Officials investigate lead water crisis in Newark schools
Glenn Townes | 3/21/2016, 12:09 p.m.
Former Newark Mayor Cory Booker said the current lead crisis in the city of Newark is not an anomaly and the issue was a frequent occurrence before, during and after his tenure as mayor of the Brick City.
In an interview this week with media, Booker said documents released earlier this month clearly indicate that Newark Public School (NPS) officials have been testing the district's water system for lead contamination stretching back to 2004 and well aware regarding the possible lead contamination in the drinking water. However, the severity and pervasiveness of the matter wasn't made public until recently, when thirty Newark schools tested positive for high levels of lead in the drinking water.
In a media statement following the disclosure of the on-going issue regarding the possible toxic water, NPS officials said, “Past documentation and facilities staff have both articulated that the district worked in conjunction or in consultation with the Federal EPA in the early 2000s....it appears that previous staff felt comforted by their conversations that the protocols they were putting in place complied with federal guidance at the time.

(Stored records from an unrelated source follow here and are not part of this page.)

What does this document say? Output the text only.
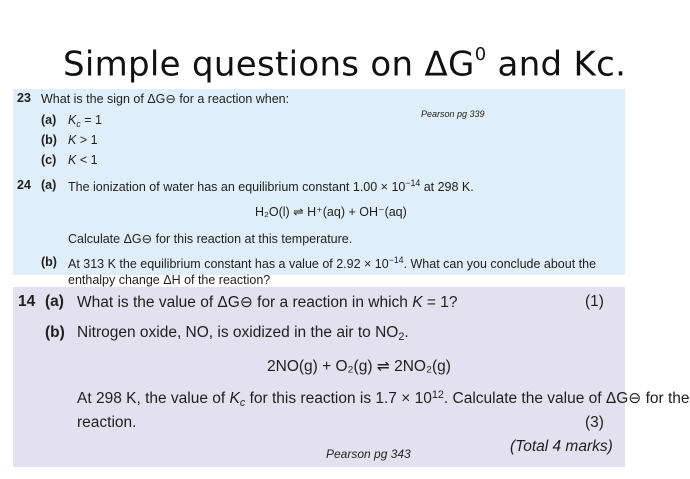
Simple questions on $\Delta G^0$ and Kc.
23 What is the sign of ΔG⊖ for a reaction when:
Pearson pg 339
(a) $K_c = 1$
(b) K > 1
(c) K < 1
24 (a) The ionization of water has an equilibrium constant $1.00 \times 10^{-14}$ at 298 K.
H₂O(l) ⇌ H⁺(aq) + OH⁻(aq)
Calculate ΔG⊖ for this reaction at this temperature.
(b) At 313 K the equilibrium constant has a value of $2.92 \times 10^{-14}$. What can you conclude about the
enthalpy change ΔH of the reaction?
14 (a) What is the value of ΔG⊖ for a reaction in which K = 1?	(1)
(b) Nitrogen oxide, NO, is oxidized in the air to $NO_2$.
2NO(g) + O₂(g) ⇌ 2NO₂(g)
At 298 K, the value of $K_c$ for this reaction is $1.7 \times 10^{12}$. Calculate the value of ΔG⊖ for the
reaction.	(3)
(Total 4 marks)
Pearson pg 343
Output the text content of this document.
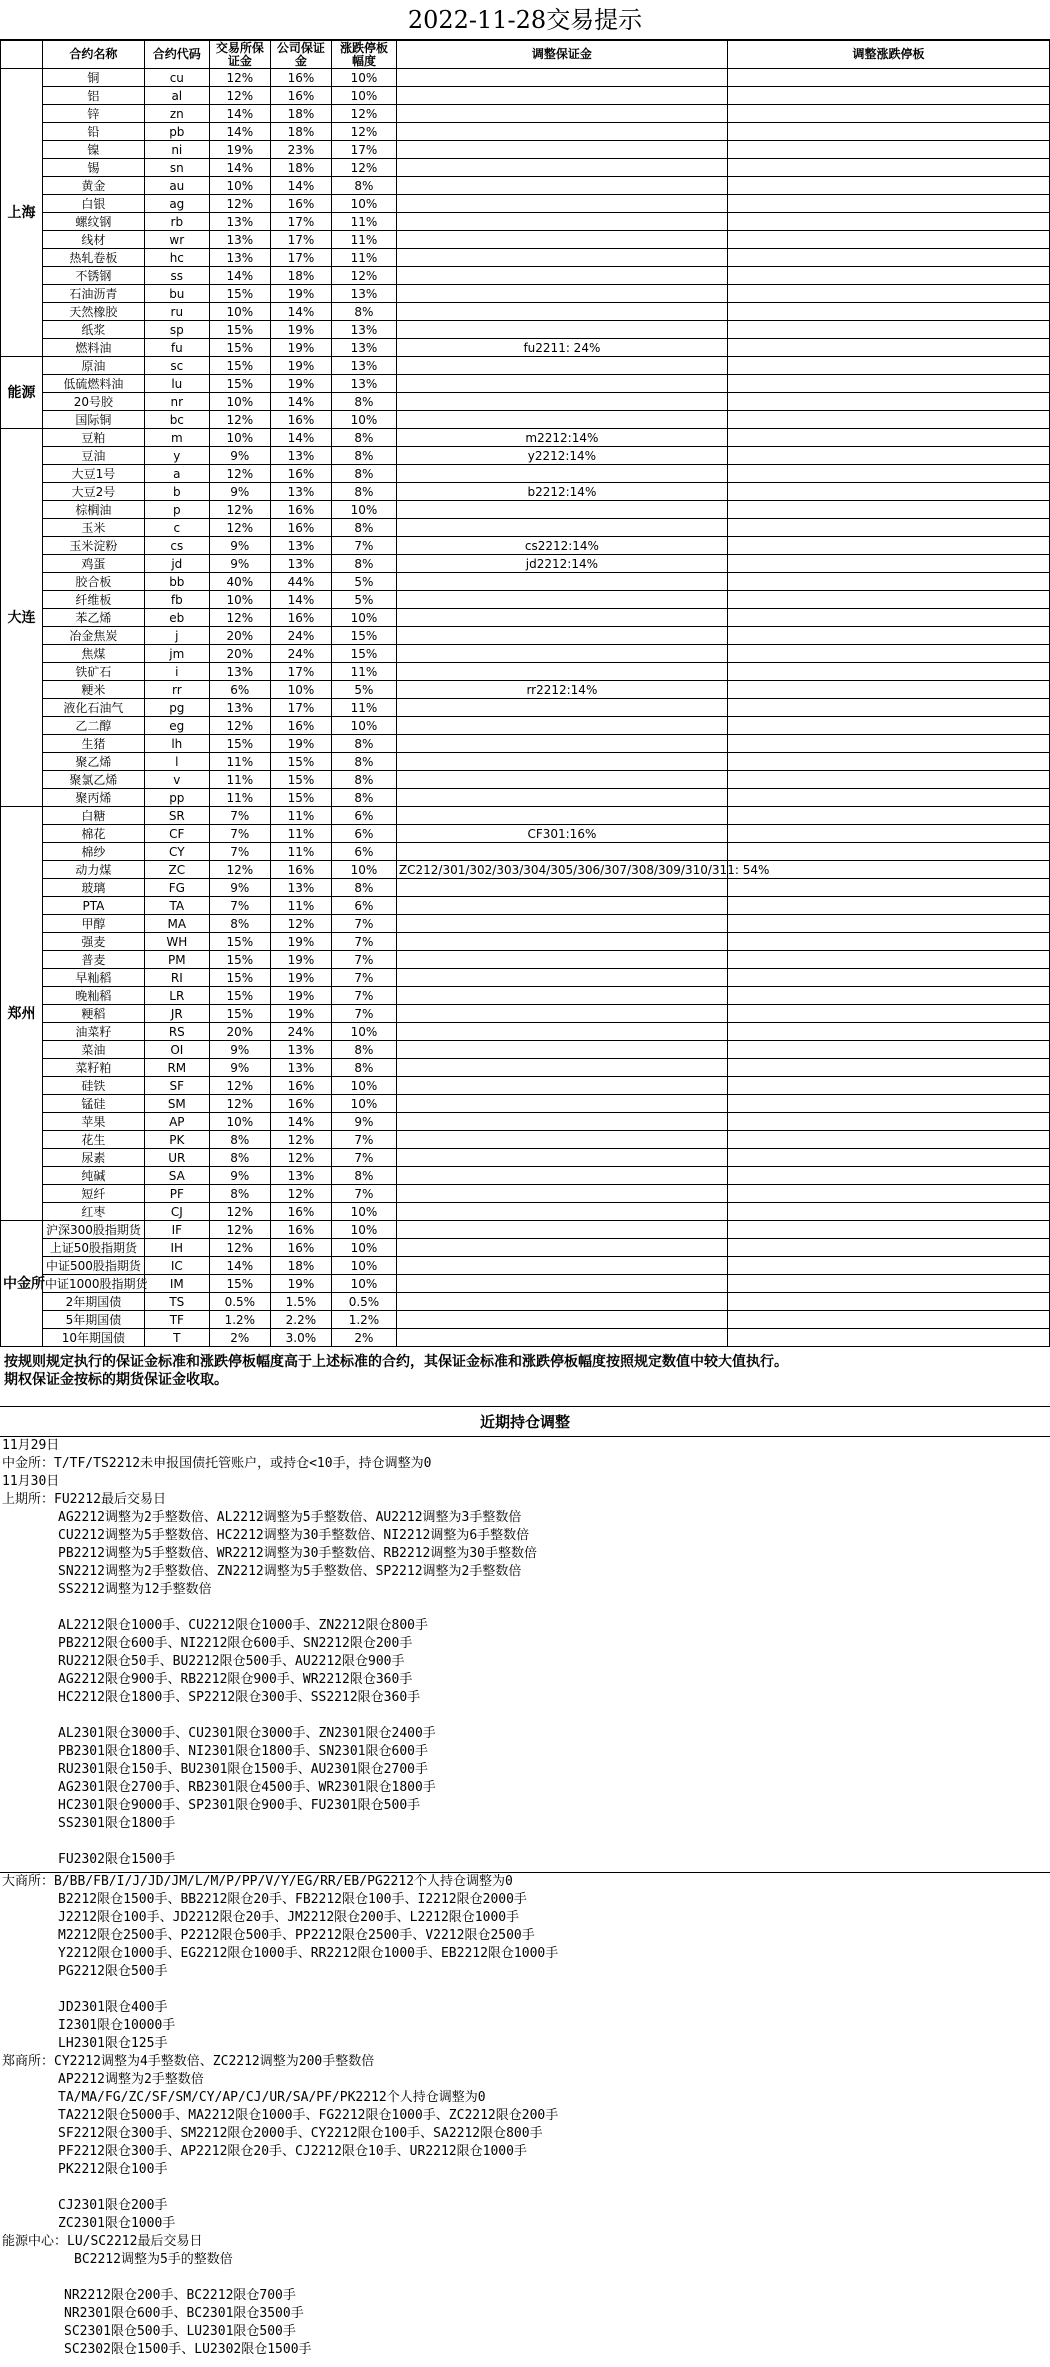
2022-11-28交易提示
	合约名称	合约代码	交易所保证金	公司保证金	涨跌停板幅度	调整保证金	调整涨跌停板
上海	铜	cu	12%	16%	10%		
	铝	al	12%	16%	10%		
	锌	zn	14%	18%	12%		
	铅	pb	14%	18%	12%		
	镍	ni	19%	23%	17%		
	锡	sn	14%	18%	12%		
	黄金	au	10%	14%	8%		
	白银	ag	12%	16%	10%		
	螺纹钢	rb	13%	17%	11%		
	线材	wr	13%	17%	11%		
	热轧卷板	hc	13%	17%	11%		
	不锈钢	ss	14%	18%	12%		
	石油沥青	bu	15%	19%	13%		
	天然橡胶	ru	10%	14%	8%		
	纸浆	sp	15%	19%	13%		
	燃料油	fu	15%	19%	13%	fu2211: 24%	
能源	原油	sc	15%	19%	13%		
	低硫燃料油	lu	15%	19%	13%		
	20号胶	nr	10%	14%	8%		
	国际铜	bc	12%	16%	10%		
大连	豆粕	m	10%	14%	8%	m2212:14%	
	豆油	y	9%	13%	8%	y2212:14%	
	大豆1号	a	12%	16%	8%		
	大豆2号	b	9%	13%	8%	b2212:14%	
	棕榈油	p	12%	16%	10%		
	玉米	c	12%	16%	8%		
	玉米淀粉	cs	9%	13%	7%	cs2212:14%	
	鸡蛋	jd	9%	13%	8%	jd2212:14%	
	胶合板	bb	40%	44%	5%		
	纤维板	fb	10%	14%	5%		
	苯乙烯	eb	12%	16%	10%		
	冶金焦炭	j	20%	24%	15%		
	焦煤	jm	20%	24%	15%		
	铁矿石	i	13%	17%	11%		
	粳米	rr	6%	10%	5%	rr2212:14%	
	液化石油气	pg	13%	17%	11%		
	乙二醇	eg	12%	16%	10%		
	生猪	lh	15%	19%	8%		
	聚乙烯	l	11%	15%	8%		
	聚氯乙烯	v	11%	15%	8%		
	聚丙烯	pp	11%	15%	8%		
郑州	白糖	SR	7%	11%	6%		
	棉花	CF	7%	11%	6%	CF301:16%	
	棉纱	CY	7%	11%	6%		
	动力煤	ZC	12%	16%	10%	ZC212/301/302/303/304/305/306/307/308/309/310/311: 54%	
	玻璃	FG	9%	13%	8%		
	PTA	TA	7%	11%	6%		
	甲醇	MA	8%	12%	7%		
	强麦	WH	15%	19%	7%		
	普麦	PM	15%	19%	7%		
	早籼稻	RI	15%	19%	7%		
	晚籼稻	LR	15%	19%	7%		
	粳稻	JR	15%	19%	7%		
	油菜籽	RS	20%	24%	10%		
	菜油	OI	9%	13%	8%		
	菜籽粕	RM	9%	13%	8%		
	硅铁	SF	12%	16%	10%		
	锰硅	SM	12%	16%	10%		
	苹果	AP	10%	14%	9%		
	花生	PK	8%	12%	7%		
	尿素	UR	8%	12%	7%		
	纯碱	SA	9%	13%	8%		
	短纤	PF	8%	12%	7%		
	红枣	CJ	12%	16%	10%		
中金所	沪深300股指期货	IF	12%	16%	10%		
	上证50股指期货	IH	12%	16%	10%		
	中证500股指期货	IC	14%	18%	10%		
	中证1000股指期货	IM	15%	19%	10%		
	2年期国债	TS	0.5%	1.5%	0.5%		
	5年期国债	TF	1.2%	2.2%	1.2%		
	10年期国债	T	2%	3.0%	2%		
按规则规定执行的保证金标准和涨跌停板幅度高于上述标准的合约，其保证金标准和涨跌停板幅度按照规定数值中较大值执行。
期权保证金按标的期货保证金收取。
近期持仓调整
11月29日
中金所：T/TF/TS2212未申报国债托管账户，或持仓<10手，持仓调整为0
11月30日
上期所：FU2212最后交易日
AG2212调整为2手整数倍、AL2212调整为5手整数倍、AU2212调整为3手整数倍
CU2212调整为5手整数倍、HC2212调整为30手整数倍、NI2212调整为6手整数倍
PB2212调整为5手整数倍、WR2212调整为30手整数倍、RB2212调整为30手整数倍
SN2212调整为2手整数倍、ZN2212调整为5手整数倍、SP2212调整为2手整数倍
SS2212调整为12手整数倍
AL2212限仓1000手、CU2212限仓1000手、ZN2212限仓800手
PB2212限仓600手、NI2212限仓600手、SN2212限仓200手
RU2212限仓50手、BU2212限仓500手、AU2212限仓900手
AG2212限仓900手、RB2212限仓900手、WR2212限仓360手
HC2212限仓1800手、SP2212限仓300手、SS2212限仓360手
AL2301限仓3000手、CU2301限仓3000手、ZN2301限仓2400手
PB2301限仓1800手、NI2301限仓1800手、SN2301限仓600手
RU2301限仓150手、BU2301限仓1500手、AU2301限仓2700手
AG2301限仓2700手、RB2301限仓4500手、WR2301限仓1800手
HC2301限仓9000手、SP2301限仓900手、FU2301限仓500手
SS2301限仓1800手
FU2302限仓1500手
大商所：B/BB/FB/I/J/JD/JM/L/M/P/PP/V/Y/EG/RR/EB/PG2212个人持仓调整为0
B2212限仓1500手、BB2212限仓20手、FB2212限仓100手、I2212限仓2000手
J2212限仓100手、JD2212限仓20手、JM2212限仓200手、L2212限仓1000手
M2212限仓2500手、P2212限仓500手、PP2212限仓2500手、V2212限仓2500手
Y2212限仓1000手、EG2212限仓1000手、RR2212限仓1000手、EB2212限仓1000手
PG2212限仓500手
JD2301限仓400手
I2301限仓10000手
LH2301限仓125手
郑商所：CY2212调整为4手整数倍、ZC2212调整为200手整数倍
AP2212调整为2手整数倍
TA/MA/FG/ZC/SF/SM/CY/AP/CJ/UR/SA/PF/PK2212个人持仓调整为0
TA2212限仓5000手、MA2212限仓1000手、FG2212限仓1000手、ZC2212限仓200手
SF2212限仓300手、SM2212限仓2000手、CY2212限仓100手、SA2212限仓800手
PF2212限仓300手、AP2212限仓20手、CJ2212限仓10手、UR2212限仓1000手
PK2212限仓100手
CJ2301限仓200手
ZC2301限仓1000手
能源中心：LU/SC2212最后交易日
BC2212调整为5手的整数倍
NR2212限仓200手、BC2212限仓700手
NR2301限仓600手、BC2301限仓3500手
SC2301限仓500手、LU2301限仓500手
SC2302限仓1500手、LU2302限仓1500手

We continue to conduct a comprehensive review of all past practices in this area.”
The debacle surrounding unsafe drinking water in mostly minority communities gained national headlines came to a head in January when state and government officials declared the city of Flint, MI in a state of emergency due to contaminated drinking water. President Barack Obama issued an immediate investigation into why thousands of residents of the mostly African American city had been subjected to drinking lead contaminated water for several years.
In Newark, Mayor Ras Baraka released a statement regarding the situation and blamed the Brick City water problems on others, including the former Booker administration. “If tests for lead have been conducted since 2004, it is obvious that the state controlled Newark public school system has known about the lead problems for at least 12 years if not more,” he said. Baraka added that the lead contamination is not affecting the city's drinking water, and most likely is the result of antiquated and outdated infrastructure in the schools.
However, Booker countered the notion that his administration was remiss in addressing the issue of lead poisoning. “I battled the issue of lead paint and lead poisoning during my administration,” Booker said. For example, in 2007, Booker secured a $4 million grant from the federal Department of Housing and Urban Development to clean up hundreds of dangerous and potentially lethal lead-based paint hazards from lower income homes. “I obtained federal funding to help expunge environmental toxicity from our community,” Booker said.
NPS began voluntary health screenings for students in the affected lead contaminated schools to ensure no one becomes ill. More Newark schools will be tested this week. Children who ingest of in some cases inhale lead-based products suffer learning disabilities reduced height, weight and developmental delays. In extreme cases, anemia, convulsions and death may result.